– Я должна видеть его! – восклицает она. – Я увижу, увижу тебя, мой Анатолий!
Безумная мысль мелькнула в расстроенном уме Ольги. Светская женщина не остановилась бы на этой мысли или, по крайней мере, сто раз обдумала и взвесила бы ее прежде исполнения не для женщины, которая получила от природы необыкновенную силу души и сердца и воспиталась посреди дикой страны, для женщины с понятиями, чуждыми всякого нечистого помышления, для женщины, которая идет по стезе идеальной добродетели, приличия света были ничто. В эту минуту ей и в ум не приходила мысль о непристойности задуманного поступка: какая ей нужда до того, что скажут чужие люди, когда родная душа, готовясь покинуть мир, может быть, призывает ее на последнее прощание. К тому ж она думала, что непродолжительное отсутствие ее с балу не будет замечено. Она знает расположение комнат, спешит через коридор на черное крыльцо и стремглав бросается вниз по лестнице.
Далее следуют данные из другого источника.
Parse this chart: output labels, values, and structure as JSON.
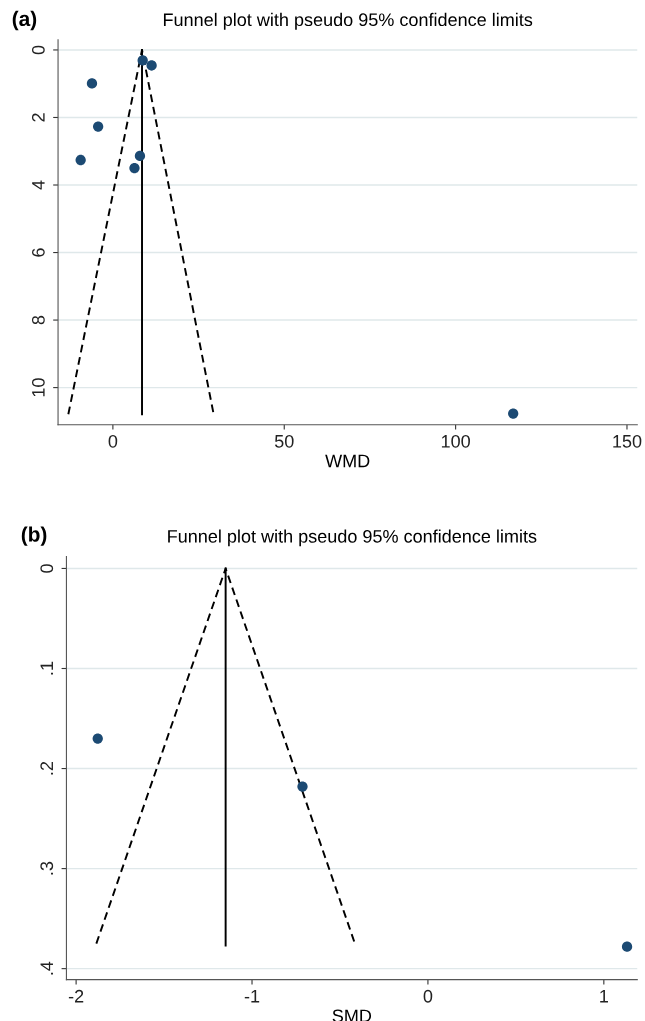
{
  "chart_data": [
    {
      "type": "scatter",
      "title": "Funnel plot with pseudo 95% confidence limits",
      "xlabel": "WMD",
      "annotations": [
        "(a)"
      ],
      "series": [
        {
          "color": "#1c4a73",
          "marker": "circle",
          "x": [
            8.7,
            11.3,
            -6.1,
            -4.3,
            -9.4,
            7.9,
            6.3,
            116.8
          ],
          "values": [
            0.31,
            0.46,
            0.99,
            2.27,
            3.26,
            3.14,
            3.5,
            10.77
          ]
        },
        {
          "type": "line",
          "color": "#000000",
          "line_style": "solid",
          "x": [
            8.5,
            8.5
          ],
          "values": [
            0,
            10.79
          ]
        },
        {
          "type": "line",
          "color": "#000000",
          "line_style": "dashed",
          "x": [
            -13.0,
            8.5,
            29.4
          ],
          "values": [
            10.79,
            0,
            10.79
          ]
        }
      ],
      "xlim": [
        -16,
        153
      ],
      "ylim": [
        11.1,
        -0.3
      ],
      "xticks": [
        0,
        50,
        100,
        150
      ],
      "yticks": [
        0,
        2,
        4,
        6,
        8,
        10
      ],
      "grid": "y"
    },
    {
      "type": "scatter",
      "title": "Funnel plot with pseudo 95% confidence limits",
      "xlabel": "SMD",
      "annotations": [
        "(b)"
      ],
      "series": [
        {
          "color": "#1c4a73",
          "marker": "circle",
          "x": [
            -1.877,
            -0.713,
            1.132
          ],
          "values": [
            0.17,
            0.218,
            0.378
          ]
        },
        {
          "type": "line",
          "color": "#000000",
          "line_style": "solid",
          "x": [
            -1.15,
            -1.15
          ],
          "values": [
            0,
            0.377
          ]
        },
        {
          "type": "line",
          "color": "#000000",
          "line_style": "dashed",
          "x": [
            -1.885,
            -1.15,
            -0.415
          ],
          "values": [
            0.375,
            0,
            0.375
          ]
        }
      ],
      "xlim": [
        -2.055,
        1.19
      ],
      "ylim": [
        0.411,
        -0.012
      ],
      "xticks": [
        -2,
        -1,
        0,
        1
      ],
      "yticks": [
        0,
        {
          "value": 0.1,
          "label": ".1"
        },
        {
          "value": 0.2,
          "label": ".2"
        },
        {
          "value": 0.3,
          "label": ".3"
        },
        {
          "value": 0.4,
          "label": ".4"
        }
      ],
      "grid": "y"
    }
  ]
}
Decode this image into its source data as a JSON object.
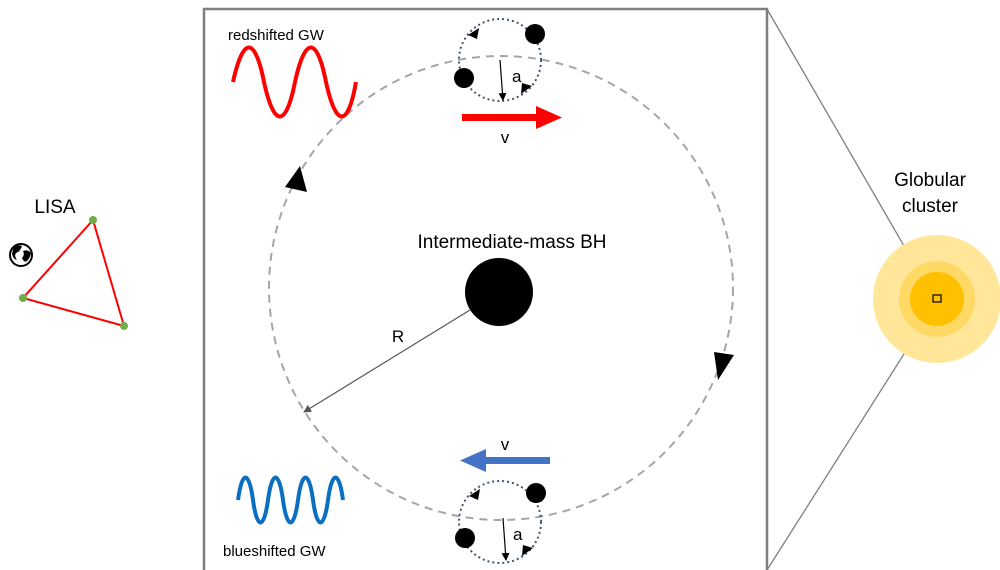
{
  "detector": {
    "label": "LISA"
  },
  "central_bh": {
    "label": "Intermediate-mass BH"
  },
  "orbit": {
    "radius_label": "R"
  },
  "binary": {
    "separation_label": "a"
  },
  "velocity": {
    "label": "v"
  },
  "waves": {
    "redshifted_label": "redshifted GW",
    "blueshifted_label": "blueshifted GW",
    "redshift_color": "#ff0000",
    "blueshift_color": "#0a6fc2",
    "arrow_blue_color": "#4472c4"
  },
  "cluster": {
    "label_line1": "Globular",
    "label_line2": "cluster"
  },
  "icons": {
    "earth": "earth-globe-icon"
  }
}
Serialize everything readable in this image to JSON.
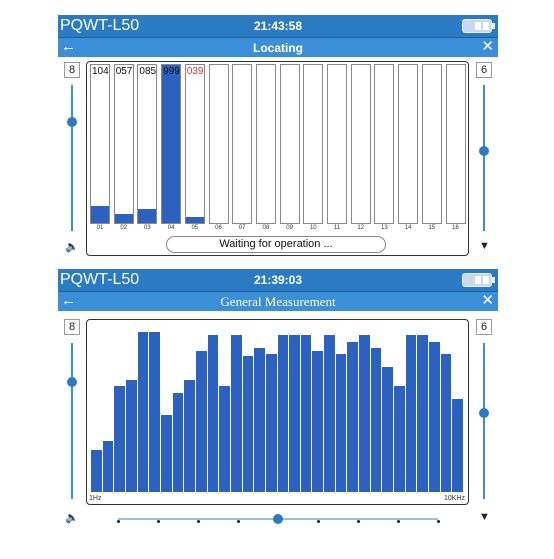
{
  "panel1": {
    "device": "PQWT-L50",
    "time": "21:43:58",
    "title": "Locating",
    "left_gain": "8",
    "right_gain": "6",
    "status_message": "Waiting for operation ...",
    "channels": [
      {
        "label": "01",
        "reading": "104",
        "level": 0.11,
        "reading_color": "#111111"
      },
      {
        "label": "02",
        "reading": "057",
        "level": 0.06,
        "reading_color": "#111111"
      },
      {
        "label": "03",
        "reading": "085",
        "level": 0.09,
        "reading_color": "#111111"
      },
      {
        "label": "04",
        "reading": "999",
        "level": 1.0,
        "reading_color": "#111111"
      },
      {
        "label": "05",
        "reading": "039",
        "level": 0.04,
        "reading_color": "#e03030"
      },
      {
        "label": "06",
        "reading": "",
        "level": 0
      },
      {
        "label": "07",
        "reading": "",
        "level": 0
      },
      {
        "label": "08",
        "reading": "",
        "level": 0
      },
      {
        "label": "09",
        "reading": "",
        "level": 0
      },
      {
        "label": "10",
        "reading": "",
        "level": 0
      },
      {
        "label": "11",
        "reading": "",
        "level": 0
      },
      {
        "label": "12",
        "reading": "",
        "level": 0
      },
      {
        "label": "13",
        "reading": "",
        "level": 0
      },
      {
        "label": "14",
        "reading": "",
        "level": 0
      },
      {
        "label": "15",
        "reading": "",
        "level": 0
      },
      {
        "label": "16",
        "reading": "",
        "level": 0
      }
    ],
    "left_slider_level": 0.75,
    "right_slider_level": 0.55
  },
  "panel2": {
    "device": "PQWT-L50",
    "time": "21:39:03",
    "title": "General Measurement",
    "left_gain": "8",
    "right_gain": "6",
    "x_min_label": "1Hz",
    "x_max_label": "10KHz",
    "spectrum_levels": [
      0.26,
      0.32,
      0.66,
      0.7,
      1.0,
      1.0,
      0.48,
      0.62,
      0.7,
      0.88,
      0.98,
      0.66,
      0.98,
      0.85,
      0.9,
      0.86,
      0.98,
      0.98,
      0.98,
      0.88,
      0.98,
      0.86,
      0.94,
      0.98,
      0.9,
      0.78,
      0.66,
      0.98,
      0.98,
      0.94,
      0.86,
      0.58
    ],
    "left_slider_level": 0.75,
    "right_slider_level": 0.55,
    "bottom_slider_level": 0.5,
    "bottom_slider_steps": 9
  },
  "colors": {
    "status_bar": "#2b7bc4",
    "title_bar": "#3b8ed8",
    "bar_fill": "#2b62c2",
    "alert_text": "#e03030"
  },
  "icons": {
    "back": "arrow-left-icon",
    "close": "close-icon",
    "battery": "battery-icon",
    "speaker": "speaker-icon",
    "filter": "filter-icon"
  }
}
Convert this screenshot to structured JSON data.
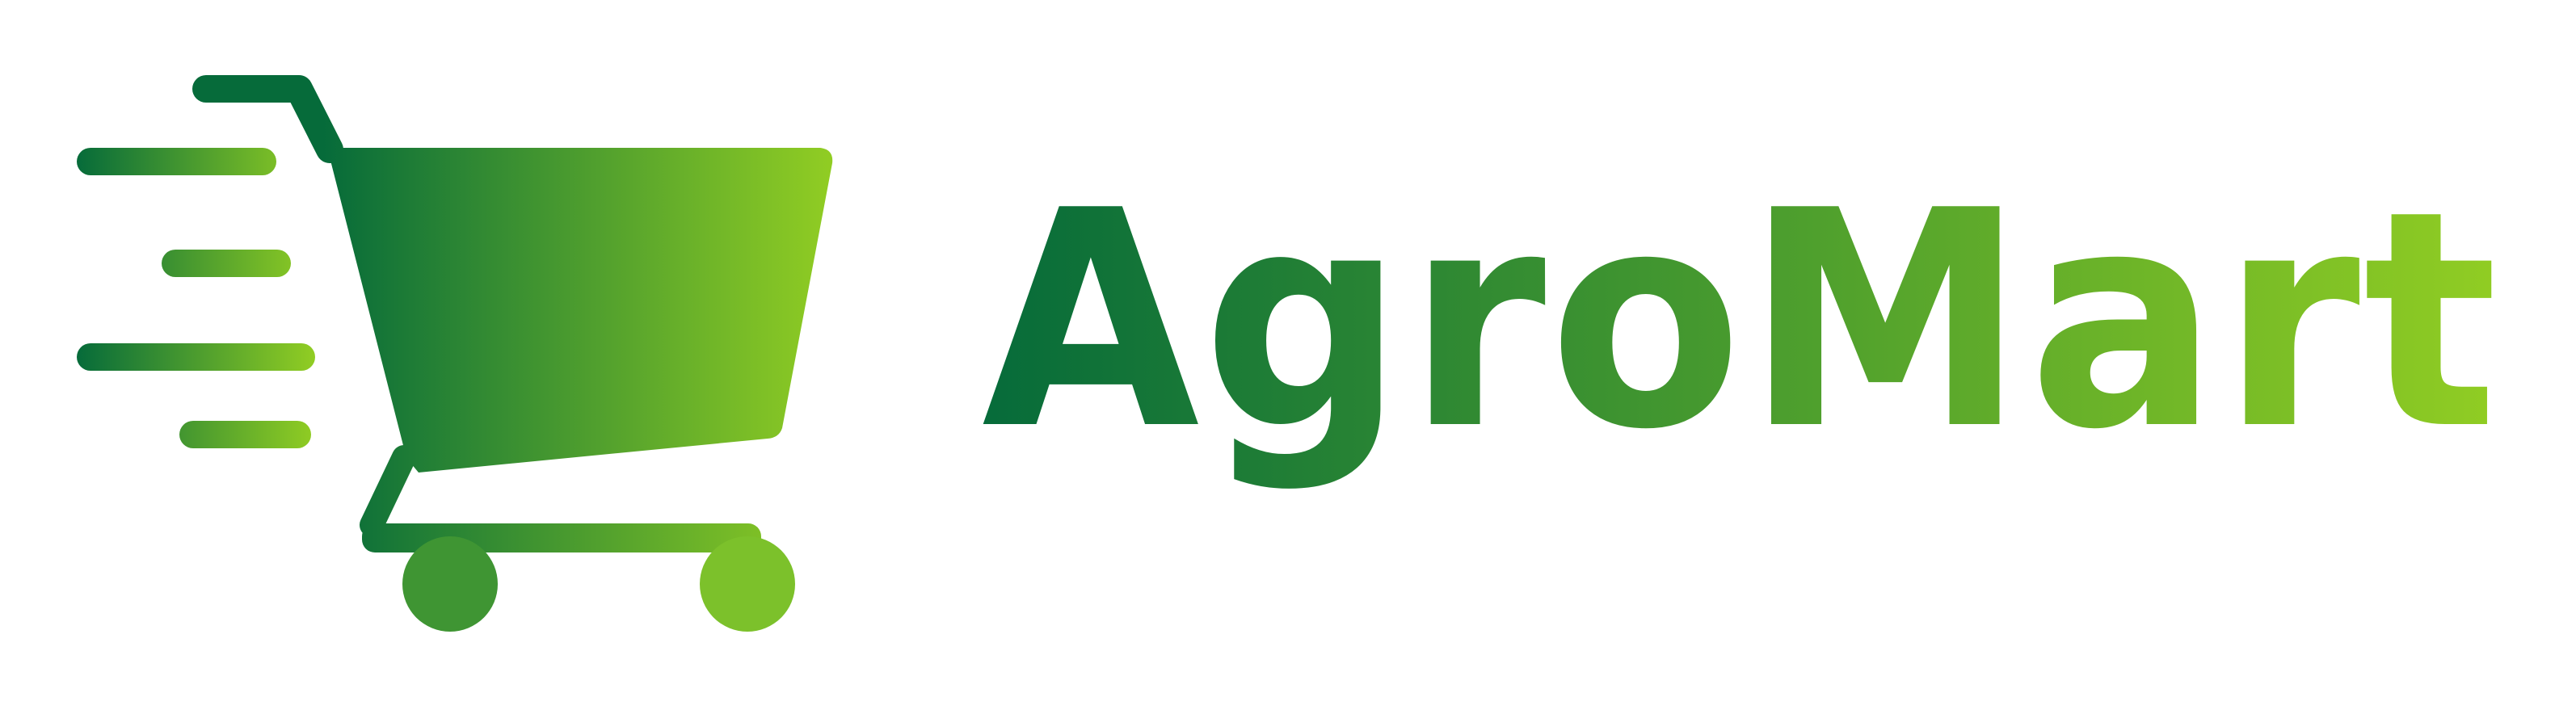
{
  "brand": {
    "wordmark": "AgroMart"
  },
  "icons": {
    "main": "shopping-cart-icon",
    "motion": "speed-lines-icon"
  },
  "colors": {
    "dark_green": "#066B3A",
    "mid_green": "#3F9533",
    "lime_green": "#91CD23",
    "background": "#FFFFFF"
  }
}
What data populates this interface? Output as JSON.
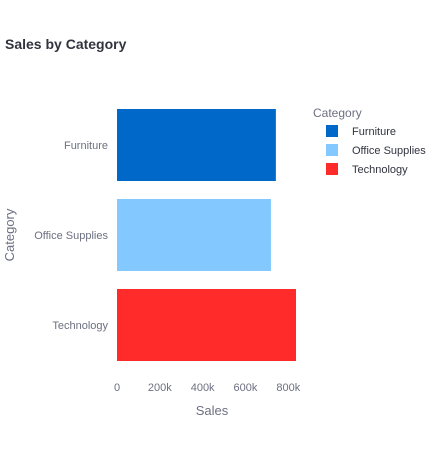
{
  "chart_data": {
    "type": "bar",
    "orientation": "horizontal",
    "title": "Sales by Category",
    "xlabel": "Sales",
    "ylabel": "Category",
    "categories": [
      "Furniture",
      "Office Supplies",
      "Technology"
    ],
    "values": [
      742000,
      719000,
      836000
    ],
    "colors": [
      "#0068c9",
      "#83c9ff",
      "#ff2b2b"
    ],
    "xlim": [
      0,
      850000
    ],
    "xticks": [
      0,
      200000,
      400000,
      600000,
      800000
    ],
    "xtick_labels": [
      "0",
      "200k",
      "400k",
      "600k",
      "800k"
    ],
    "grid": false,
    "legend": {
      "title": "Category",
      "placement": "right",
      "entries": [
        "Furniture",
        "Office Supplies",
        "Technology"
      ]
    }
  }
}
Вот она одна в одной из самых многолюдных улиц Петербурга; мимо ее, толкаясь, проходят пешеходы; шумные разговоры оглушают ее; снег скрипит под ее ногами; морозная ночь жжет ее нежное личико; она как тень скользит вдоль стены. Через улицу во втором этаже высокого дома светится огонек; она перебегает на другую сторону улицы; атласные башмачки тонут в глубоком снегу; перед ней ворота. Ольга остановилась на минуту, перевела дыхание, еще раз оглянулась на дом, из которого увлекла ее безумная любовь, и вот она под темным сводом ворот. Вот дверь, вот лестница. Она торопливо взбегает. Вот одиннадцатый нумер. Рука ее протянулась к колокольчику и упала. Но в коридоре раздались голоса, Ольга в испуге дергает ручку колокольчика, дверь отворяется, она вбегает в переднюю. Сонный слуга нимало не удивился приходу женщины. Он ввел Ольгу в залу, попросил подождать возвращения господина в его кабинете и скрылся.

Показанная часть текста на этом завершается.